@RobertCardona: If you haven't figured it out already, I'll try to explain tomorrow. It's 1.30 am over here so I'm a bit too tired to write a good explanation. Have a good night!

It's 1:30 am here too :P

I haven't figured it out. I'm taking a break and setting up the server. Can't get DNS to work :/

Talk to you tomorrow.

I've got a mirror of the stacks project successfully running. I now just need to update both of my skeleton copies. I should have something up within a few hours. It has a nice commenting system! So for those who want to add, but don't know git or don't care for it, they can easily comment contribute anyway!

Don't count on it. I'm encountering some challenges. It may take some time.

You can check out my stacks mirror though.

I'm surprised the graphs work. It's going to look cool once I get it set up right.

Hopefully it encourages more people to participate in the reading group.

My only disappointment so far is that I'm spending far too much time coding instead of doing math :'(

I'm going to go get some lunch. I'll come back to it in an hour or two. I'll have the project done in a few hours. Probably by the time you wake up.
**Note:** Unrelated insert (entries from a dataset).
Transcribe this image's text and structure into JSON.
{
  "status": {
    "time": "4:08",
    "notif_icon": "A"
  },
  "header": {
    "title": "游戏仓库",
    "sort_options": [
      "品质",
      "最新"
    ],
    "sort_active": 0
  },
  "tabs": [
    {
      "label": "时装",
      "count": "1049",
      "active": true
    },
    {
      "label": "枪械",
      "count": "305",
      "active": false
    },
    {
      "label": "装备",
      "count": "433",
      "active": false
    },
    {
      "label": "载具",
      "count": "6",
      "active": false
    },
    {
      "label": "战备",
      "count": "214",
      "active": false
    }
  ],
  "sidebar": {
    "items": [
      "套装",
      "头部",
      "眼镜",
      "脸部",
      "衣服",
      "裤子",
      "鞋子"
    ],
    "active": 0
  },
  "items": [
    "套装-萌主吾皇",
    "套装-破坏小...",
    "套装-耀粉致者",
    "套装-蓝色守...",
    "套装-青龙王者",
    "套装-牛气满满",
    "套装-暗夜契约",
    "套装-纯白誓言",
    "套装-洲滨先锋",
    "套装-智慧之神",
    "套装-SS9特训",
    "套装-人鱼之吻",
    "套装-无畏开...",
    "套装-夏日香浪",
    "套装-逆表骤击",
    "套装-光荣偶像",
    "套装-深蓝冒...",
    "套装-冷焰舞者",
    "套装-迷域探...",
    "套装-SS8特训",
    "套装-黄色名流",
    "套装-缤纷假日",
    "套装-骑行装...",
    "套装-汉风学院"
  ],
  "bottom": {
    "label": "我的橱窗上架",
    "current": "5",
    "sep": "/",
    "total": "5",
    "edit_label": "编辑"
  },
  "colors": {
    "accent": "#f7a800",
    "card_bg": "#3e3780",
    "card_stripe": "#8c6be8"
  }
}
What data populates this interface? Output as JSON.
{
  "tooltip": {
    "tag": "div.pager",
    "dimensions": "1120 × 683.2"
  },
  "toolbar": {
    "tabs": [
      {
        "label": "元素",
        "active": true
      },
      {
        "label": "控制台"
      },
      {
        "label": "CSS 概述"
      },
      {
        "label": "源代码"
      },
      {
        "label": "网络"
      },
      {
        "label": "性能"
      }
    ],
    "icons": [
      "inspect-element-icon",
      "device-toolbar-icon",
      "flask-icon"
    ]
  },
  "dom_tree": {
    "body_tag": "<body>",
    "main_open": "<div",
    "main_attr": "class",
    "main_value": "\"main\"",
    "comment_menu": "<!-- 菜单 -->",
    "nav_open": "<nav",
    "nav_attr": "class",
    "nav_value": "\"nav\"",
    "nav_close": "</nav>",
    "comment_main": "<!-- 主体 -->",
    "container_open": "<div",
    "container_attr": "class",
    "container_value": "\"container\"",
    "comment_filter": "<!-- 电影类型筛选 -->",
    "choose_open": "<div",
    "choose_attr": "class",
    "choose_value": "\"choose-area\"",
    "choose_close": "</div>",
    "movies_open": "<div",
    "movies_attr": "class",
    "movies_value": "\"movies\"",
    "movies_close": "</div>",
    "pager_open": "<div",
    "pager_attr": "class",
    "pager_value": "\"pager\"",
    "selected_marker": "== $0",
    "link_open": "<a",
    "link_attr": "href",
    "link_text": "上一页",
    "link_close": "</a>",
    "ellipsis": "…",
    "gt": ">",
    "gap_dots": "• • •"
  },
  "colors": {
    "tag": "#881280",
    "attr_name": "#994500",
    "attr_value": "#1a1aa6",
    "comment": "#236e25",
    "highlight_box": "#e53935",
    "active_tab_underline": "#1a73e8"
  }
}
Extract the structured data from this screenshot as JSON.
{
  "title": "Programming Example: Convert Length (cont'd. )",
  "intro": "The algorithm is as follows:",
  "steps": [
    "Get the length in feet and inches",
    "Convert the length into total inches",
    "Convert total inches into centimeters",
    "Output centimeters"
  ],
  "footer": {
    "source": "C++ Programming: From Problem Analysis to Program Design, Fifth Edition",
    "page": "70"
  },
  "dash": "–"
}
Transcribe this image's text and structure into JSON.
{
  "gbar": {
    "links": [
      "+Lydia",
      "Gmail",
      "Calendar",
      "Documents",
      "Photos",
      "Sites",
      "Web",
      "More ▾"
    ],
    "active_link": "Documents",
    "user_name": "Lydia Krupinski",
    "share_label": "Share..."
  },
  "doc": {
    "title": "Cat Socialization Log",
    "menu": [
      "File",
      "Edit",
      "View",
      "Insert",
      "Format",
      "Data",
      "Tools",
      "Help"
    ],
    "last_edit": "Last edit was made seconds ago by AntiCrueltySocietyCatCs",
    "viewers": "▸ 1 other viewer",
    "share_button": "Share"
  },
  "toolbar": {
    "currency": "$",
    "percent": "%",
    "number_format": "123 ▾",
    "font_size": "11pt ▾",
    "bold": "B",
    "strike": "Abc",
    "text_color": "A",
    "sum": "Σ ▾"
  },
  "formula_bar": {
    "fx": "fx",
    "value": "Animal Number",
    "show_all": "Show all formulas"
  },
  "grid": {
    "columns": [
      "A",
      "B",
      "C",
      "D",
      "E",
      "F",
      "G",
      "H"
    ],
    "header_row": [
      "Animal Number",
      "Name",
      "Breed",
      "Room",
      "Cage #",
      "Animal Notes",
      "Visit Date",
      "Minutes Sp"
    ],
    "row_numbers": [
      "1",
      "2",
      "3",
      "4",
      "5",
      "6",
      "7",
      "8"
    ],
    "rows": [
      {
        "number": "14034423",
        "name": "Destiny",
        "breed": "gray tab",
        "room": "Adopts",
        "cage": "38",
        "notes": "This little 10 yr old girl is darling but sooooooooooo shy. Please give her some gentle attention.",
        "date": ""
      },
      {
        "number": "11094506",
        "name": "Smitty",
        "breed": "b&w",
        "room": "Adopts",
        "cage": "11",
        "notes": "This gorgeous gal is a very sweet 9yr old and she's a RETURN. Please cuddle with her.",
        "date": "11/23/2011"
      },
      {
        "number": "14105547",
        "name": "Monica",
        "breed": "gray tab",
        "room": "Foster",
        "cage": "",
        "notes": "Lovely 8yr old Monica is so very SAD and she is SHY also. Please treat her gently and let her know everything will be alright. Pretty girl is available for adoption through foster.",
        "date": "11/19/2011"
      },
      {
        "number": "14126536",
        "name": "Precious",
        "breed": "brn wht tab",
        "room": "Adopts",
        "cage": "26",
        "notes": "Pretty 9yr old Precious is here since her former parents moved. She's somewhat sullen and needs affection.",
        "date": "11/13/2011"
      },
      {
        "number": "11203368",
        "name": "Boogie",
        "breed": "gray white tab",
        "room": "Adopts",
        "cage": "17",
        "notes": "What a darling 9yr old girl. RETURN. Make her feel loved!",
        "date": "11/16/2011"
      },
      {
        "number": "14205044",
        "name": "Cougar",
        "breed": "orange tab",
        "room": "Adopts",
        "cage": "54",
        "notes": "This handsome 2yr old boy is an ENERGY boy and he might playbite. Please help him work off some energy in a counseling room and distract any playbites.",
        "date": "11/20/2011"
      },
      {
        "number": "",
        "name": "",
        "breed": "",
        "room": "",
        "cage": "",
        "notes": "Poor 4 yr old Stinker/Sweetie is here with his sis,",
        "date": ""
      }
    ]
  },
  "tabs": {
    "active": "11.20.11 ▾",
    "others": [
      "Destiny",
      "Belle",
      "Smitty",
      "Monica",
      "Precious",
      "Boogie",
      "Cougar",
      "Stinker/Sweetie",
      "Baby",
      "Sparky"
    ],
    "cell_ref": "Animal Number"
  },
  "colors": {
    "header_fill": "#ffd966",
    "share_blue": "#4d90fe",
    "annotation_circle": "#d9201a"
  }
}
@RobertCardona $\mathbb{R}$-linearity comes into play because you take the multiplication by $g$ out of the differentiation. Matrix multiplication is nothing else than adding vectors and scaling some of them, so you can change order of matrix multiplication and differentiation. Write it down explicitly if you don't see why this is true.

@RobertCardona I guess then you don't really need Proposition 2 to see that $\left.\frac{d}{dt}\right|_{t = 0} c(t) = c'(0)$, but in general, $c: (a,b) \to M$ is not differentiable in the usual sense, so you need a chart as in Proposition 2 to make sense of the expression $c'(t)$.

I'm currently working on something else, but I think something of this form was proven in Lee: For $n \leq 3$, all topological $n$-manifolds are also smooth $n$-manifolds. Is there a fast argument for this?

hey @Mike

Hey. That's actually a really hard fact. The 2-simensional case is easier but still probably not worth reading; it's not far off from just classifying surfaces. I tried to read the 3-dimensional one once and found it too dense to get through.

(The smooth structures are actually also unique up to diffeo.)

ok, then it's not important. I figured if it's a simple argument, then I'd like to know it

Yeah, I gotcha. Worth knowing the fact, at least.

@Mike how come you're here and not in the main room?

Whim?

Ok.

@MikeMiller: I have an exercise: Let $\gamma_1, \gamma_2$ be two non-seperating curves on a cco surface $S$. Show that there exists a homeomorphism $f: S \to S$ with $f(\gamma_1) = \gamma_2$. Shouldn't these curves also be simple and closed?

Yeah. Authors probably thought that was implicit for whatever reason.

Anyone familiar with makefiles?

@RobertCardona: Try the TeX chat? :P

Figured it out! :)

This is all I was able to get: site. You can get the pdf or link to the git page, but you can't browse online.

I don't have time to investigate why it's not working. I've already spend the entire day debugging code. Can't do it again. If anyone sees why, let me know.

The problem is that all the tags are 'inactive' for some reason.